Des images diffusées par la PF montrent des hommes assis sur le safran, la partie du gouvernail se trouvant sous la coque qui peut parfois être immergée.
Les exilés étaient montés sur ce paquebot au Nigeria. "Ils ont été localisés par des membres de l’équipage du navire" qui battait pavillon libérien, "parti de Lagos le 27 juin", ont précisé les policiers brésiliens dans un communiqué.
Une source policière a indiqué à l’AFP que les passagers étaient "en bonne santé" et "bien alimentés". Leurs conditions de navigation étaient pourtant extrêmement précaires pour ce voyage de presque deux semaines à travers l’Atlantique.

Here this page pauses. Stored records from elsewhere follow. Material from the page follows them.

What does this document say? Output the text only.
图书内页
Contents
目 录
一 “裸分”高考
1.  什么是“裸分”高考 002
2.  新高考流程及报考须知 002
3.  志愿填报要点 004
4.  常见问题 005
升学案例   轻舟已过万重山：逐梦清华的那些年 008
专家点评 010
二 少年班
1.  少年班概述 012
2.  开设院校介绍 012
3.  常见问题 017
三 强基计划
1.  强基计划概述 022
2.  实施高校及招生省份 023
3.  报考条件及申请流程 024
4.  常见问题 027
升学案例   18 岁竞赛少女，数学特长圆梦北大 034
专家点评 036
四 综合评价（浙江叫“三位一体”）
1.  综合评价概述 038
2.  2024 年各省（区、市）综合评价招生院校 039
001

Les exilés ont été conduits au groupe maritime de la PF pour y être identifiés. "Ils resteront ensuite sous la responsabilité de l’Agence maritime jusqu’à ce qu’ils soient renvoyés dans leur pays d’origine", peut-on lire dans le communiqué.
Une dangereuse traversée
Les traversées de l’Atlantique de cette manière se multiplient ces dernières semaines. (...)
Ce genre de périples est extrêmement dangereux. Les migrants traversent l’Atlantique à l’air libre, à la merci des remous en mer, les pieds flottant à quelques centimètres de la surface de l’eau. Cet océan est connu pour ces vents violents et ces impressionnantes vagues. En pleine mer, le safran peut se retrouver complètement sous l’eau.